Saturday, April 27, 2013

The Harvard Business Review "Explainer": How cronyism is killing American innovation

Take a few minutes to scroll through this nifty little slide show about how cronyism -- "corruption" in the terms of the presentation -- is killing American innovation.

The implication, of course, is that money in politics is the problem. It is, but only because we have expanded the powers of our originally limited government to a degree that allows for all this opportunity for politicians and regulators to pick winners and losers. If government at all levels were more constrained by objective rules, far fewer people would be interested in participating in its process.
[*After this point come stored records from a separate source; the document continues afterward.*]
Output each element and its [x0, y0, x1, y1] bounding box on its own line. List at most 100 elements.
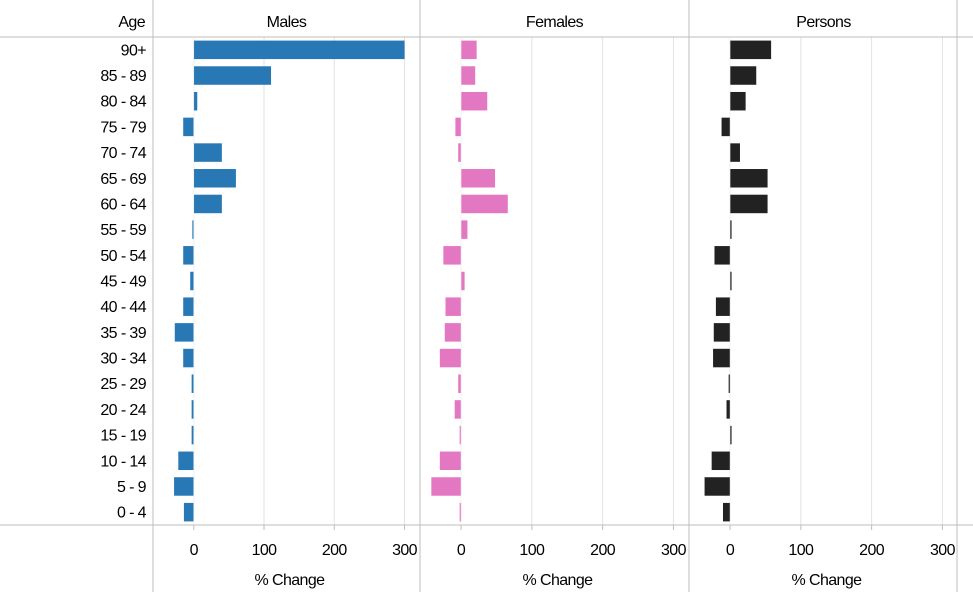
age-label: 40 - 44	[100, 299, 146, 316]
age-label: 35 - 39	[100, 325, 146, 342]
age-label: 80 - 84	[100, 94, 146, 111]
bar-males-70-74	[193, 143, 222, 162]
age-label: 45 - 49	[100, 274, 146, 291]
age-label: 0 - 4	[117, 505, 147, 522]
bar-persons-90plus	[730, 40, 772, 60]
bar-males-80-84	[193, 91, 198, 111]
bar-females-55-59	[461, 220, 468, 239]
bar-persons-75-79	[721, 117, 731, 137]
panel-header-females: Females	[526, 14, 584, 31]
x-tick-label: 300	[930, 542, 956, 559]
bar-persons-10-14	[711, 451, 731, 471]
bar-females-80-84	[461, 91, 488, 111]
x-tick-label: 0	[457, 542, 466, 559]
x-axis-title: % Change	[523, 572, 594, 589]
bar-males-35-39	[174, 323, 194, 342]
bar-females-0-4	[459, 502, 462, 522]
bar-males-30-34	[183, 348, 194, 368]
bar-persons-35-39	[713, 323, 731, 342]
bar-males-55-59	[192, 220, 194, 239]
bar-males-5-9	[174, 477, 194, 496]
age-label: 50 - 54	[100, 248, 146, 265]
bar-persons-50-54	[714, 246, 731, 265]
bar-males-20-24	[191, 400, 194, 419]
bar-females-20-24	[454, 400, 462, 419]
bar-males-0-4	[183, 502, 194, 522]
bar-males-90plus	[193, 40, 405, 60]
bar-persons-5-9	[704, 477, 731, 496]
bar-males-45-49	[190, 271, 194, 291]
x-tick-label: 0	[190, 542, 199, 559]
age-label: 25 - 29	[100, 376, 146, 393]
bars-layer	[174, 37, 772, 525]
x-tick-label: 0	[726, 542, 735, 559]
bar-males-25-29	[191, 374, 194, 393]
bar-females-45-49	[461, 271, 465, 291]
bar-females-5-9	[431, 477, 462, 496]
bar-males-65-69	[193, 169, 236, 188]
age-label: 30 - 34	[100, 351, 146, 368]
bar-females-50-54	[443, 246, 462, 265]
x-tick-label: 300	[661, 542, 687, 559]
age-label: 20 - 24	[100, 402, 146, 419]
x-tick-label: 200	[590, 542, 616, 559]
x-tick-label: 200	[859, 542, 885, 559]
age-label: 85 - 89	[100, 68, 146, 85]
bar-persons-45-49	[730, 271, 732, 291]
bar-females-90plus	[461, 40, 477, 60]
bar-persons-65-69	[730, 169, 768, 188]
bar-males-85-89	[193, 66, 272, 85]
age-label: 70 - 74	[100, 145, 146, 162]
x-tick-label: 100	[788, 542, 814, 559]
bar-persons-40-44	[715, 297, 731, 316]
bar-males-60-64	[193, 194, 222, 214]
bar-females-25-29	[458, 374, 462, 393]
x-tick-label: 100	[519, 542, 545, 559]
bar-persons-85-89	[730, 66, 757, 85]
x-tick-label: 300	[392, 542, 418, 559]
text-layer: Age 90+ 85 - 89 80 - 84 75 - 79 70 - 74 65 - 6…	[100, 14, 956, 589]
bar-males-75-79	[183, 117, 194, 137]
age-label: 5 - 9	[117, 479, 147, 496]
x-axis-title: % Change	[792, 572, 863, 589]
bar-males-50-54	[183, 246, 194, 265]
bar-persons-55-59	[730, 220, 732, 239]
bar-males-40-44	[183, 297, 194, 316]
bar-persons-80-84	[730, 91, 746, 111]
bar-males-10-14	[178, 451, 194, 471]
bar-persons-70-74	[730, 143, 740, 162]
age-label: 60 - 64	[100, 196, 146, 213]
age-label: 55 - 59	[100, 222, 146, 239]
panel-header-persons: Persons	[796, 14, 851, 31]
age-label: 90+	[121, 42, 147, 59]
grid-layer	[193, 37, 943, 525]
age-label: 65 - 69	[100, 171, 146, 188]
bar-females-30-34	[439, 348, 462, 368]
bar-persons-0-4	[722, 502, 731, 522]
panel-header-males: Males	[267, 14, 307, 31]
bar-males-15-19	[191, 425, 194, 445]
age-label: 75 - 79	[100, 119, 146, 136]
bar-persons-25-29	[728, 374, 731, 393]
bar-females-85-89	[461, 66, 476, 85]
x-tick-label: 100	[252, 542, 278, 559]
bar-females-35-39	[444, 323, 462, 342]
bar-persons-60-64	[730, 194, 768, 214]
bar-persons-15-19	[730, 425, 732, 445]
bar-females-60-64	[461, 194, 508, 214]
bar-females-15-19	[459, 425, 462, 445]
age-header: Age	[118, 14, 145, 31]
x-axis-title: % Change	[255, 572, 326, 589]
bar-females-10-14	[439, 451, 462, 471]
bar-females-40-44	[445, 297, 462, 316]
x-tick-label: 200	[322, 542, 348, 559]
bar-females-65-69	[461, 169, 496, 188]
bar-females-70-74	[458, 143, 462, 162]
bar-persons-20-24	[726, 400, 731, 419]
bar-females-75-79	[455, 117, 462, 137]
bar-persons-30-34	[713, 348, 731, 368]
age-label: 15 - 19	[100, 428, 146, 445]
age-label: 10 - 14	[100, 453, 146, 470]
There is another problem, though. There are popular disruptive companies -- those named in the slideshow, for example -- and unpopular ones. All over the country, small businesses enlisted local political power to oppose the expansion of Wal-Mart, which was enormously disruptive and equally unpopular. If you oppose cronyism and support disruption in the vein of Netflix and Uber, it becomes much harder to complain about the impact of Wal-Mart, which has been nothing but innovative over a very long period of time.
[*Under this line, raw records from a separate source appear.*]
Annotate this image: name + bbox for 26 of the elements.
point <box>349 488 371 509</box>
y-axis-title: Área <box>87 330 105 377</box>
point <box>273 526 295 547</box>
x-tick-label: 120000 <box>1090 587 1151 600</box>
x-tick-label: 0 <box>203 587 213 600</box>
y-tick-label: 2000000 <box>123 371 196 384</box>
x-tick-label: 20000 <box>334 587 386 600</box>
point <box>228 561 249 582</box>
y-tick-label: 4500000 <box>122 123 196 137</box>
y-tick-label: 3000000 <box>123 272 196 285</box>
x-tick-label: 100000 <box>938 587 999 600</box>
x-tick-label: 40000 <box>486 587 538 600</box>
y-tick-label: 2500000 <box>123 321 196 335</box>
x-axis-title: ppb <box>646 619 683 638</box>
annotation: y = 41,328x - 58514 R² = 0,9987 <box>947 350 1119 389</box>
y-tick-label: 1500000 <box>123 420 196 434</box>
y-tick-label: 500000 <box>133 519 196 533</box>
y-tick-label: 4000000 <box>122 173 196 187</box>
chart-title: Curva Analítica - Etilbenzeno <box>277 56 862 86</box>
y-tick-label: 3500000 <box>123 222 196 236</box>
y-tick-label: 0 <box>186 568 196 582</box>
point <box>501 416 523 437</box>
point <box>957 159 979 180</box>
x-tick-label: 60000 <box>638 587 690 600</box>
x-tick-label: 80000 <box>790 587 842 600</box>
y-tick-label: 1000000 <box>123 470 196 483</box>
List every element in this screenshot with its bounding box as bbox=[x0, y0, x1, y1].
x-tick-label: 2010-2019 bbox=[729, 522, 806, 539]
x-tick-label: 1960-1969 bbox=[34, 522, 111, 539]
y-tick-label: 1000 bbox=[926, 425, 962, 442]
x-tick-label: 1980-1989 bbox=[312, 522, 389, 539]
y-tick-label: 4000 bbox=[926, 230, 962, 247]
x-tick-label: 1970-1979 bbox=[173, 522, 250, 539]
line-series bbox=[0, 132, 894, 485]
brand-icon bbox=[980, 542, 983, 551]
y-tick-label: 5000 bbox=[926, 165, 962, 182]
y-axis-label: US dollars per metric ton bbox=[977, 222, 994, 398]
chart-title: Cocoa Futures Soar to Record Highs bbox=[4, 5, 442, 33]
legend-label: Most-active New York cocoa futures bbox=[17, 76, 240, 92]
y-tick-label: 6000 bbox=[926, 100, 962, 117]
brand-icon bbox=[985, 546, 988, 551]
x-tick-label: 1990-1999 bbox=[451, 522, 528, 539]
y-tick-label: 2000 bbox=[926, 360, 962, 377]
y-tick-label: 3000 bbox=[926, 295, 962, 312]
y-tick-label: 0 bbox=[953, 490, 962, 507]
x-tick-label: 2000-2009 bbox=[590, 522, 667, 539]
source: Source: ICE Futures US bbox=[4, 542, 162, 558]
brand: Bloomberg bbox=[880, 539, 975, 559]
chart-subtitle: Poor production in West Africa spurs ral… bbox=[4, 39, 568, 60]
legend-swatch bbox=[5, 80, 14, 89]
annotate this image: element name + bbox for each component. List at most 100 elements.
  1. Walmart innovative? I don't think so. Efficient and ruthless, but nothing new and innovative. They just did normal competitive business practices better than anybody else (for a while).

  2. 1. On this planet you are either predator or prey.

    2. A 40-pound wolverine can chase a 500-pound grizzy bear away from a big piece of meat.

    - DEC (Jungle Trader)

  3. Walmart is astonishingly innovative, particularly in its supply chain practices. Competitors are catching up, but the effect of Walmart's innovation and the ensuing competitive pressure has taken a massive amount of cost out of consumer staples, to the great benefit of people for whom cost is very important.